Jumat, 04 Mei 2018

Salam Dua Periode!! 71,3 Persen Masyarakat Puas dengan Kinerja Jokowi

Bruniq.com Jakarta - Hasil survei terbaru lembaga survei Indikator Politik Indonesia menyebutkan mayoritas masyarakat Indonesia sangat puas atau puas dengan kinerja Presiden Joko Widodo. Sebanyak 71,3 persen pemilih mengaku puas dengan kinerja Jokowi.



Survei ini dilakukan pada 25 Maret sampai 31 Maret 2018 terhadap 1.200 responden. Populasi survei adalah warga negara yang mempunyai hak pilih (sudah berumur 17 tahun atau lebih atau sudah menikah) dalam pemilu pada saat survei dilakukan.
Responden dipilih secara random menggunakan metode multistage random sampling. Responden diwawancara lewat tata muka. Survei ini memiliki margin of error kurang lebih 2,9 persen pada tingkat kepercayaan 95 persen.
"Dari hasil survei, sekitar 14,8 persen sangat puas dan 56,5 persen cukup puas dengan kinerja Jokowi sebagai presiden hingga saat ini. Jadi, secara keseluruhan, 71,3 persen pemilih sangat puas atau puas terhadap kinerja Jokowi," ujar Direktur Eksekutif Indikator Politik Indonesia Burhanuddin Muhtadi saat rilis hasil survei di Kantor Indikator Politik Indonesia, Cikini, Jakarta, Kamis (3/5).
Burhanuddin mengungkapkan hanya 25,4 persen pemilih yang menyatakan kurang puas dengan kinerja Jokowi dan 1,9 persen pemilih yang menyatakan tidak puas sama sekali dengan kinerja Jokowi.
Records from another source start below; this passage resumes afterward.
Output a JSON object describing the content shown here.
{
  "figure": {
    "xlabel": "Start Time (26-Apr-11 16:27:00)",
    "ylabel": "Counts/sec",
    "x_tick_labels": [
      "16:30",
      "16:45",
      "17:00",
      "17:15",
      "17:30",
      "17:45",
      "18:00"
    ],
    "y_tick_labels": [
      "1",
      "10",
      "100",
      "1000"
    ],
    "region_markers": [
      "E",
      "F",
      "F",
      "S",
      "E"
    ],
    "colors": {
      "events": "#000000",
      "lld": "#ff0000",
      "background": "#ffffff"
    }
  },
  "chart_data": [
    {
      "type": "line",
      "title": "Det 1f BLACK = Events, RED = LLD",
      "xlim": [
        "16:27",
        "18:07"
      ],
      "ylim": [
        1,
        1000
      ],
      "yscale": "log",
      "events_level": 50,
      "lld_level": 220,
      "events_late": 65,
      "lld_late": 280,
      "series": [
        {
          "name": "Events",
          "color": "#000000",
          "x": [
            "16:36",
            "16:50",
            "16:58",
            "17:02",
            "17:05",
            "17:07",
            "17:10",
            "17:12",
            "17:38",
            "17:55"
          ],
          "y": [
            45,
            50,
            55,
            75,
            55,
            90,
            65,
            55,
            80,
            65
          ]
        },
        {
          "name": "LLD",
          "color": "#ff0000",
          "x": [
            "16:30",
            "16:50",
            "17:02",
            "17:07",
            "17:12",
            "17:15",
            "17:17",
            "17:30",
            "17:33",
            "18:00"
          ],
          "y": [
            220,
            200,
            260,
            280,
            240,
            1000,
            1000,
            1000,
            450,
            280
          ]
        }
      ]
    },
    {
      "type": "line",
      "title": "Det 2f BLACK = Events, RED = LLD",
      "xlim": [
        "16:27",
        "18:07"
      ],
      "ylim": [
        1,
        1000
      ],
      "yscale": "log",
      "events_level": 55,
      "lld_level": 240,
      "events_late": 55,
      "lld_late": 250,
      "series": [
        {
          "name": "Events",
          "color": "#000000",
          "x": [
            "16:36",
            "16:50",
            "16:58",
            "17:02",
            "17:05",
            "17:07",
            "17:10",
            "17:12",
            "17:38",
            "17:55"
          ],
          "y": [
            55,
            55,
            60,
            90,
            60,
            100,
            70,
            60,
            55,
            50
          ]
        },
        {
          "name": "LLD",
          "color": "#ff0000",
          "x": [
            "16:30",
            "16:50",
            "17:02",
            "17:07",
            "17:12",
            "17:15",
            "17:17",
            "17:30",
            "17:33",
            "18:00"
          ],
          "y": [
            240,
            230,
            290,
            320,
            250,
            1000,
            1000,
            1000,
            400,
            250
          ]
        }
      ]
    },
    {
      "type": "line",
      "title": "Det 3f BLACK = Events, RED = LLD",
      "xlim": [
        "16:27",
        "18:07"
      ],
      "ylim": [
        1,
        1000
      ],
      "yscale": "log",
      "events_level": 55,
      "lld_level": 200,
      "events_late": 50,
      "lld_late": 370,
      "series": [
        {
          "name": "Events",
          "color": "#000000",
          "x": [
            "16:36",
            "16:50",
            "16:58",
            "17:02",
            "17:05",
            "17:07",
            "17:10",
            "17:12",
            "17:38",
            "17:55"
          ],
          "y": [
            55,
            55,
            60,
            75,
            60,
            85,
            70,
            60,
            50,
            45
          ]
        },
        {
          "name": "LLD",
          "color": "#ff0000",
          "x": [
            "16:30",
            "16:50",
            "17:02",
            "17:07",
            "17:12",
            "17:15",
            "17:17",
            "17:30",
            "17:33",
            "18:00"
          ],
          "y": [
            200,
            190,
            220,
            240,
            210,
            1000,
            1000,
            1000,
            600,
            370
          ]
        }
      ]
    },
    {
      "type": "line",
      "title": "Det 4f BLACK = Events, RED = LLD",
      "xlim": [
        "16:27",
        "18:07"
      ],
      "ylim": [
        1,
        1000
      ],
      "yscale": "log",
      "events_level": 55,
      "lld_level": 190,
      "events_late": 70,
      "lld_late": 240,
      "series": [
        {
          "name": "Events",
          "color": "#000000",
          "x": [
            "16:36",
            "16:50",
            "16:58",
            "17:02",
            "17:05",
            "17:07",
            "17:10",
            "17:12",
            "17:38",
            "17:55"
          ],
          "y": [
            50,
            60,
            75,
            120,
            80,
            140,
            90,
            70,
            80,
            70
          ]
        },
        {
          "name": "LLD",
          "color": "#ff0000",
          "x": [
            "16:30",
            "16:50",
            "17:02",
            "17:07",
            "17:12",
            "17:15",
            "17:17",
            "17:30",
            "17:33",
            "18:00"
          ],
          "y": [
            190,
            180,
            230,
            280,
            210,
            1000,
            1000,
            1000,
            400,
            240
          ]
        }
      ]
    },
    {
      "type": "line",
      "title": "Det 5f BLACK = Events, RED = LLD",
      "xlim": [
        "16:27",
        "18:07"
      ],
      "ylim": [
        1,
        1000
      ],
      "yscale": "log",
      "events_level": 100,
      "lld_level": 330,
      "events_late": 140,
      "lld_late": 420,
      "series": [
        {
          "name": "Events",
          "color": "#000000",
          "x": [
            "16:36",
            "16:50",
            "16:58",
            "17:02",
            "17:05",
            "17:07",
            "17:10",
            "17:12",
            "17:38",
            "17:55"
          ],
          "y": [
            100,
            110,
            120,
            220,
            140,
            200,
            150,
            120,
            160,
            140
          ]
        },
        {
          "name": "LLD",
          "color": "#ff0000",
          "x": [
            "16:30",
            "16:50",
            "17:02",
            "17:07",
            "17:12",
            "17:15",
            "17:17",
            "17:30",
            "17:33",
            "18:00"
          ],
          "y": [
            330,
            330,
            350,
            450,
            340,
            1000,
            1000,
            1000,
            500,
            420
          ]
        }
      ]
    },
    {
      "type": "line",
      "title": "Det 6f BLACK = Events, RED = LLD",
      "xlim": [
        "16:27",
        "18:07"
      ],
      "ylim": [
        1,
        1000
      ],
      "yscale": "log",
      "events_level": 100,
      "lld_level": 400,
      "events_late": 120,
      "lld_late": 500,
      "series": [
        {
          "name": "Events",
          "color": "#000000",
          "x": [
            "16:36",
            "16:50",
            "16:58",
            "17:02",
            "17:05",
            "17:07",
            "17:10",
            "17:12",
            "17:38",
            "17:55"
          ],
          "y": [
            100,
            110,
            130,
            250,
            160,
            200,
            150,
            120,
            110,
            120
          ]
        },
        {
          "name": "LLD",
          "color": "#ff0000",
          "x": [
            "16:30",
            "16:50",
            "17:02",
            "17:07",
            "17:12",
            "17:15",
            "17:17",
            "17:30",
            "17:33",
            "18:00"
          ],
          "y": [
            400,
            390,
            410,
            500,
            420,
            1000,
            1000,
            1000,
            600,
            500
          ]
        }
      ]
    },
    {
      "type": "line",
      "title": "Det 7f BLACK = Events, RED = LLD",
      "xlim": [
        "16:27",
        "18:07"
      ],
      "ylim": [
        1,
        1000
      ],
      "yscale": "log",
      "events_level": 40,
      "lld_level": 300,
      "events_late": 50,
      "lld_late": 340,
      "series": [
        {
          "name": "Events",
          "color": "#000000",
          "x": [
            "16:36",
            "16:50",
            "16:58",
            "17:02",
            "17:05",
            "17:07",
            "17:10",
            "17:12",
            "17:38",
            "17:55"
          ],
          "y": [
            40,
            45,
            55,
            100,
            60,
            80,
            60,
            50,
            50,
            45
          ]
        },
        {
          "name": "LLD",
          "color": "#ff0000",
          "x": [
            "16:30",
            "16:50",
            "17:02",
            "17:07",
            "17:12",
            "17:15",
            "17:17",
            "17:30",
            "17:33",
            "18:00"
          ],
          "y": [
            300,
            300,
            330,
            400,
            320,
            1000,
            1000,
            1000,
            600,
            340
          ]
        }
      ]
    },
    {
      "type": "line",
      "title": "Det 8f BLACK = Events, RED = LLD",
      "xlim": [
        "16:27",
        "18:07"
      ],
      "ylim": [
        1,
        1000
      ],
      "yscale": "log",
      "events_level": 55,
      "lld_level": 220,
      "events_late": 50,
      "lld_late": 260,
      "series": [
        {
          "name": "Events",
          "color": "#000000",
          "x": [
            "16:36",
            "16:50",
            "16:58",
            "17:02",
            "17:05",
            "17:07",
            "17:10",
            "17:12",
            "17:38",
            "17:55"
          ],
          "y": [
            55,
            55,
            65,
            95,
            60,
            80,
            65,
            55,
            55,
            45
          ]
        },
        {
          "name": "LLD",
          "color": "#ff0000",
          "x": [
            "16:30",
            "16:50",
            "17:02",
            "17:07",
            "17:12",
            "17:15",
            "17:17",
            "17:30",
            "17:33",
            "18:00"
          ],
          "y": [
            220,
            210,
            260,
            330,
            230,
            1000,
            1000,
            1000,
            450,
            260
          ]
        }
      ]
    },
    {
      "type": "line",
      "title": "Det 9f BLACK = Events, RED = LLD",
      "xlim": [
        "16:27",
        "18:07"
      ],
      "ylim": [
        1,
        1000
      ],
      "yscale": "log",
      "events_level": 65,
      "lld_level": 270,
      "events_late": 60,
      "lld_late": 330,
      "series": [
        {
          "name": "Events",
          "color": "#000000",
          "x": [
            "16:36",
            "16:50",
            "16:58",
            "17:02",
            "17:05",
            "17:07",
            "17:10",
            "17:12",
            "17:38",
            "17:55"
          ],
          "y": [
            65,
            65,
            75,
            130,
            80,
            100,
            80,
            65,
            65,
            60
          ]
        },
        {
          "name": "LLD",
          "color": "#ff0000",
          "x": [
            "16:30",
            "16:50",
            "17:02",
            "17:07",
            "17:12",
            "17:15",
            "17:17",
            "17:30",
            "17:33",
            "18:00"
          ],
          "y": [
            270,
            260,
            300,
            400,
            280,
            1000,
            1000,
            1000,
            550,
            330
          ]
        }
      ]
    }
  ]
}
Sementara pemilih yang mengaku tidak tahu atau tidak menjawab saat survei sebanyak 1,5 persen.
"Memang kecenderungan persepsi publik terhadap kinerja Jokowi semakin positif. Kalau dilihat dari tahun 2015, cenderung naik tingkat kepuasan publik terhadap Jokowi," kata dia.
Tak hanya itu, Indikator juga, kata Burhanuddin, menemukan bahwa mayoritas pemilih yang menjadi responden mengaku yakin atas kemampuan Jokowi untuk memimpin Indonesia semakin baik lagi ke depannya. Sekitar 73 persen warga merasa cukup atau sangat yakin Jokowi mampu.
"Sekitar 17 persen publik sangat yakin dan 55,5 persen cukup yakin Jokowi mampu memimpin Indonesia ke depan menjadi lebih baik dari saat ini," tutur dia.
Lebih lanjut, Burhanuddin mengatakan, berdasarkan hasil survei, secara umum kondisi ekonomi, politik, penegakan hukum dan keamanan nasional lebih banyak yang menilai positif ketimbang yang menilai negatif. Kondisi ekonomi rumah tangga dan nasional dalam setahun terakhir, kata dia, juga lebih banyak yang menilai membaik ketimbangan menilai memburuk.
"Kecenderungan kondisi ekonomi nasional setahun terakhir juga masih berada pada tren yang semakin positif. Ekspektasi publik atas kondisi ekonomi setahun ke depan juga sangat positif dan kondisi politik, penegakan hukum dan keamanan juga pada tren positif," pungkas dia.